Peter Done: Managing Director and Founder

March 14 2016

HJ Writes: I have an employee who has recently lost a close friend, whilst it is not an immediate family member I want to be mindful and sympathetic to their situation. In these circumstances how do I approach sympathy leave? As soon as employment begins all employees acquire a statutory right to have time off in the event of an emergency involving a dependant. This can include an emergency involving a death of a dependant, however, this entitlement does not extend to time off to grieve. Unless the close friend falls into the statutory definition of a ‘dependant’, there would be no legal obligation for you to allow this employee any time off. Allowing a staff member such time off, often called sympathy or bereavement leave, may be something which an employer chooses to provide in the contract of employment and in this case, the employer can also choose who would fall within the scope of the entitlement e.g. friends rather than just family. If you already have a policy which provides for time off to deal with a loss of a family member, then it is within your discretion whether to extend these rules when the deceased is not a family member.

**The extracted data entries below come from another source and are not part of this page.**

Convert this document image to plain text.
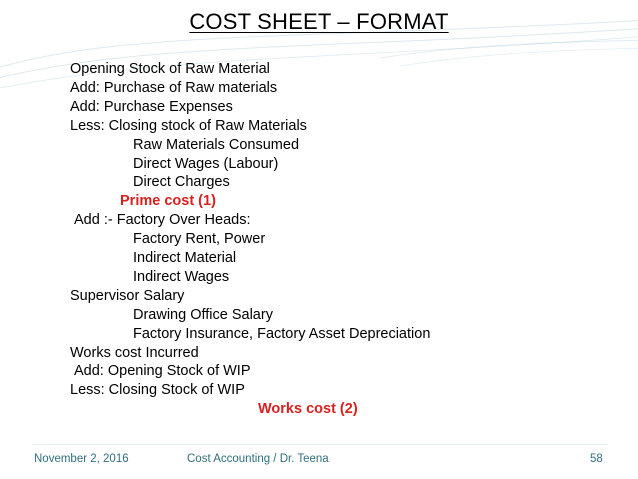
COST SHEET – FORMAT
Opening Stock of Raw Material
Add: Purchase of Raw materials
Add: Purchase Expenses
Less: Closing stock of Raw Materials
Raw Materials Consumed
Direct Wages (Labour)
Direct Charges
Prime cost (1)
Add :- Factory Over Heads:
Factory Rent, Power
Indirect Material
Indirect Wages
Supervisor Salary
Drawing Office Salary
Factory Insurance, Factory Asset Depreciation
Works cost Incurred
Add: Opening Stock of WIP
Less: Closing Stock of WIP
Works cost (2)
November 2, 2016	Cost Accounting / Dr. Teena	58
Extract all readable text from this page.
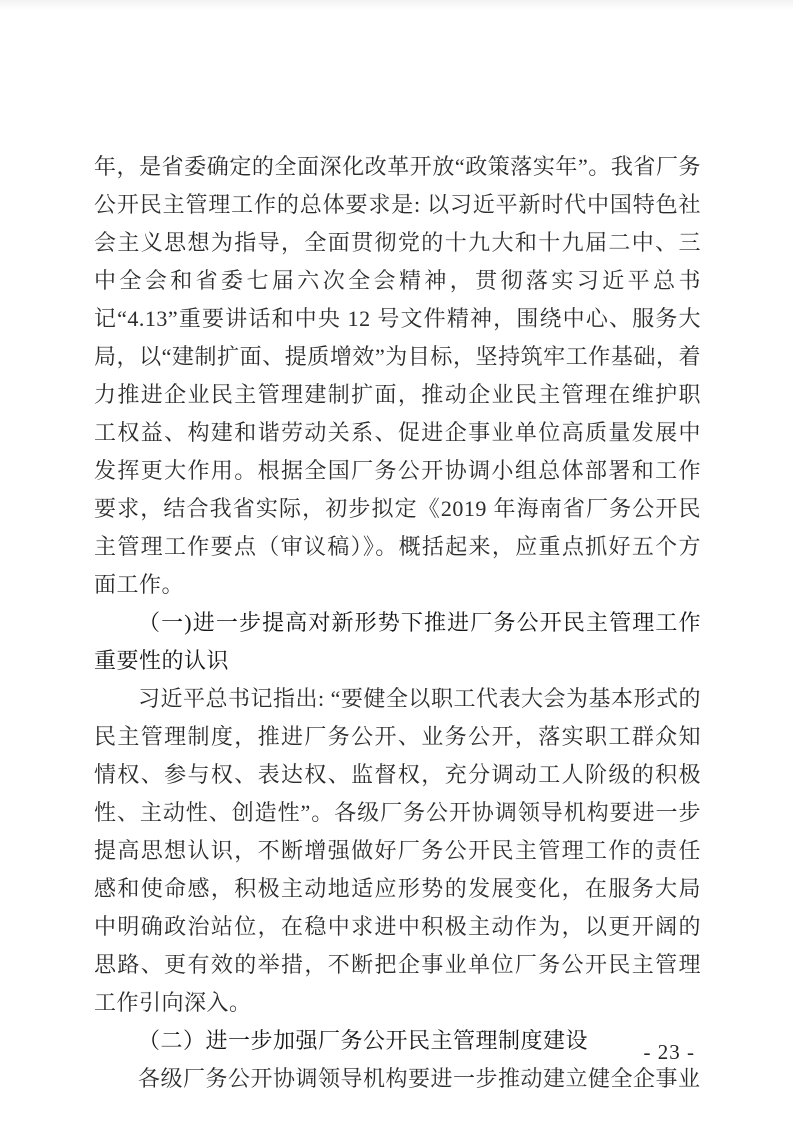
年，是省委确定的全面深化改革开放“政策落实年”。我省厂务公开民主管理工作的总体要求是: 以习近平新时代中国特色社会主义思想为指导，全面贯彻党的十九大和十九届二中、三中全会和省委七届六次全会精神，贯彻落实习近平总书记“4.13”重要讲话和中央 12 号文件精神，围绕中心、服务大局，以“建制扩面、提质增效”为目标，坚持筑牢工作基础，着力推进企业民主管理建制扩面，推动企业民主管理在维护职工权益、构建和谐劳动关系、促进企事业单位高质量发展中发挥更大作用。根据全国厂务公开协调小组总体部署和工作要求，结合我省实际，初步拟定《2019 年海南省厂务公开民主管理工作要点（审议稿）》。概括起来，应重点抓好五个方面工作。

（一)进一步提高对新形势下推进厂务公开民主管理工作重要性的认识

习近平总书记指出: “要健全以职工代表大会为基本形式的民主管理制度，推进厂务公开、业务公开，落实职工群众知情权、参与权、表达权、监督权，充分调动工人阶级的积极性、主动性、创造性”。各级厂务公开协调领导机构要进一步提高思想认识，不断增强做好厂务公开民主管理工作的责任感和使命感，积极主动地适应形势的发展变化，在服务大局中明确政治站位，在稳中求进中积极主动作为，以更开阔的思路、更有效的举措，不断把企事业单位厂务公开民主管理工作引向深入。

（二）进一步加强厂务公开民主管理制度建设

各级厂务公开协调领导机构要进一步推动建立健全企事业

- 23 -
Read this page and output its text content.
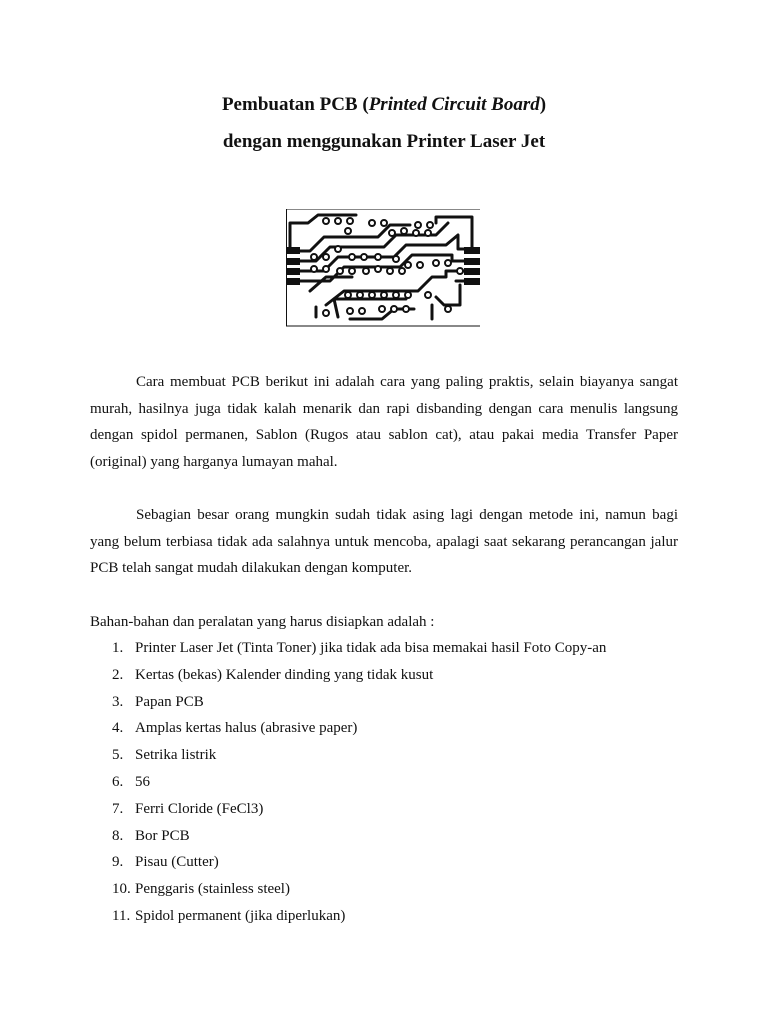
Pembuatan PCB (Printed Circuit Board)
dengan menggunakan Printer Laser Jet

Cara membuat PCB berikut ini adalah cara yang paling praktis, selain biayanya sangat murah, hasilnya juga tidak kalah menarik dan rapi disbanding dengan cara menulis langsung dengan spidol permanen, Sablon (Rugos atau sablon cat), atau pakai media Transfer Paper (original) yang harganya lumayan mahal.

Sebagian besar orang mungkin sudah tidak asing lagi dengan metode ini, namun bagi yang belum terbiasa tidak ada salahnya untuk mencoba, apalagi saat sekarang perancangan jalur PCB telah sangat mudah dilakukan dengan komputer.

Bahan-bahan dan peralatan yang harus disiapkan adalah :

1. Printer Laser Jet (Tinta Toner) jika tidak ada bisa memakai hasil Foto Copy-an
2. Kertas (bekas) Kalender dinding yang tidak kusut
3. Papan PCB
4. Amplas kertas halus (abrasive paper)
5. Setrika listrik
6. 56
7. Ferri Cloride (FeCl3)
8. Bor PCB
9. Pisau (Cutter)
10. Penggaris (stainless steel)
11. Spidol permanent (jika diperlukan)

Talking to a bereaved employee may be difficult, but it is important that you have an initial discussion, as well as communicate frequently while the employee is away from work. Assure them that they should not worry about work and that their workload will be dealt with by other employees. If there is no contractual right nor a policy, you may use a custom or practice as an idea as to the length of bereavement leave, but keep in mind that grief is different for different people and how much time a person needs depends on them. You should use your discretion, but remember that any set custom and practice should be applied fairly and consistently, including whether bereavement leave has been paid or unpaid in the past. Offering paid bereavement leave is a good practice for all employers as it can have a long-term positive affect on your relationship with your employees but is not a legal requirement. Remember that the bereaved employee may not wish to share their situation with the rest of the workforce and they have a right to keep that confidential under data protection law. It is important that you have a discussion with the employee and ask them what, if anything at all, you can say to their colleagues.